Complex loop calc in dbt+postgres

Hello everyone,

I need to recursively/cyclically calculate data by months with intermediate saves to the database, as the next period will be calculated/saved based on these data.

Details:

  1. We have data based on which a month’s calculations are made.
  2. The next month is calculated based on these results, and so on until all missing months are calculated and saved.
  3. Each monthly calculation involves 4-5 complex views.

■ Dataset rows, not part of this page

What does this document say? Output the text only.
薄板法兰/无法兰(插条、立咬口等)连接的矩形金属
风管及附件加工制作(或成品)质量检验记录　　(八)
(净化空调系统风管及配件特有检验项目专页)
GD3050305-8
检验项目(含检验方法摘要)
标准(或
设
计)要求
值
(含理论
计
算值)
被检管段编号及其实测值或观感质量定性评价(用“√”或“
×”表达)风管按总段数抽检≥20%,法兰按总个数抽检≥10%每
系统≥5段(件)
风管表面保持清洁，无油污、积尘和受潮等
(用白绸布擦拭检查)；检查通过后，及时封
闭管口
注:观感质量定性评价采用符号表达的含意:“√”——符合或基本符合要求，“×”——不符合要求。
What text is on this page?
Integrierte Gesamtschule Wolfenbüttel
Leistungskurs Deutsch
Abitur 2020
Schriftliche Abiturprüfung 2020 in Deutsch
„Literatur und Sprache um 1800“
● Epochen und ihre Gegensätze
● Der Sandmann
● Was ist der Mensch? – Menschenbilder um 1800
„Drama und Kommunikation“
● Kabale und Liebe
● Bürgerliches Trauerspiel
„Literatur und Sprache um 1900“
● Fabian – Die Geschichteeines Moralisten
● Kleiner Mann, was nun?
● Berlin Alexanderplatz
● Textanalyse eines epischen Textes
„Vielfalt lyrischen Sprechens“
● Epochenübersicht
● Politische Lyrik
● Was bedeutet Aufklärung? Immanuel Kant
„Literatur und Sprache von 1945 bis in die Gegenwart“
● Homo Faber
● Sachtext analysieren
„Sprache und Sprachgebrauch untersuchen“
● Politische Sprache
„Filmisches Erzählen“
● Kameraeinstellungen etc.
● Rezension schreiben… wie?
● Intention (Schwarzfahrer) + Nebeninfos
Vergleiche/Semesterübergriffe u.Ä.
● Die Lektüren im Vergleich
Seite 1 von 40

In another stack (not dbt + airflow), this is solved as follows:

  • Calculate the month based on initial data.
  • Save the results to a technical table.
  • Calculate the next month based on the technical table.
  • Repeat until completion.

In dbt, this can theoretically be implemented in several ways:

  • Write a custom materialization scheme.
  • Adapt the experimental insert-by-period.
  • Use templates to generate the entire calculation through Jinja in one pass (though this could be cumbersome and resource-intensive).

Another considered option is to create simple models for the initial and n-th monthly calculations and organize multiple runs via airflow:

However, the customer has limited access to airflow, making DAG debugging inconvenient.

When attempting to use insert-by-period, the following error occurred:

column "__period_filter__" does not exist
LINE 15: where __PERIOD_FILTER__

Does anyone have any ideas on how this can be correctly implemented in dbt? Is there a proper way to use insert-by-period or another approach?

Thank you in advance!

Are thee months static once calculated or does whole process have to run daily

Note: @NickP originally posted this reply in Slack. It might not have transferred perfectly.

After “closing the month,” the data for that month does not change.

Data can be updated (added to) in the current month.

However, new business objects may be added for past months, and a full calculation needs to be performed for those months where data is “missing” for these entities.

The calculation logic may also change, in which case the entire history or part of it needs to be recalculated.

Does sound overly complex
In the job scheduler you can use select with the model and call than n times to get your recursive
From what you describe you have a monthly process and something makes that final.
Could you recalculate as a full refresh for the current month and populate a history inctemental model once it’s final and an anti join so it only does once.
Sounds this is involving moving existing old school database to cloud , rebuilding in full may be cheaper the the datacenginerr time and more accurate.

You could also try inserting the current month every day and have an analytic to select most recent data although dosnt sound like that would fit your sceraruo

Note: @NickP originally posted this reply in Slack. It might not have transferred perfectly.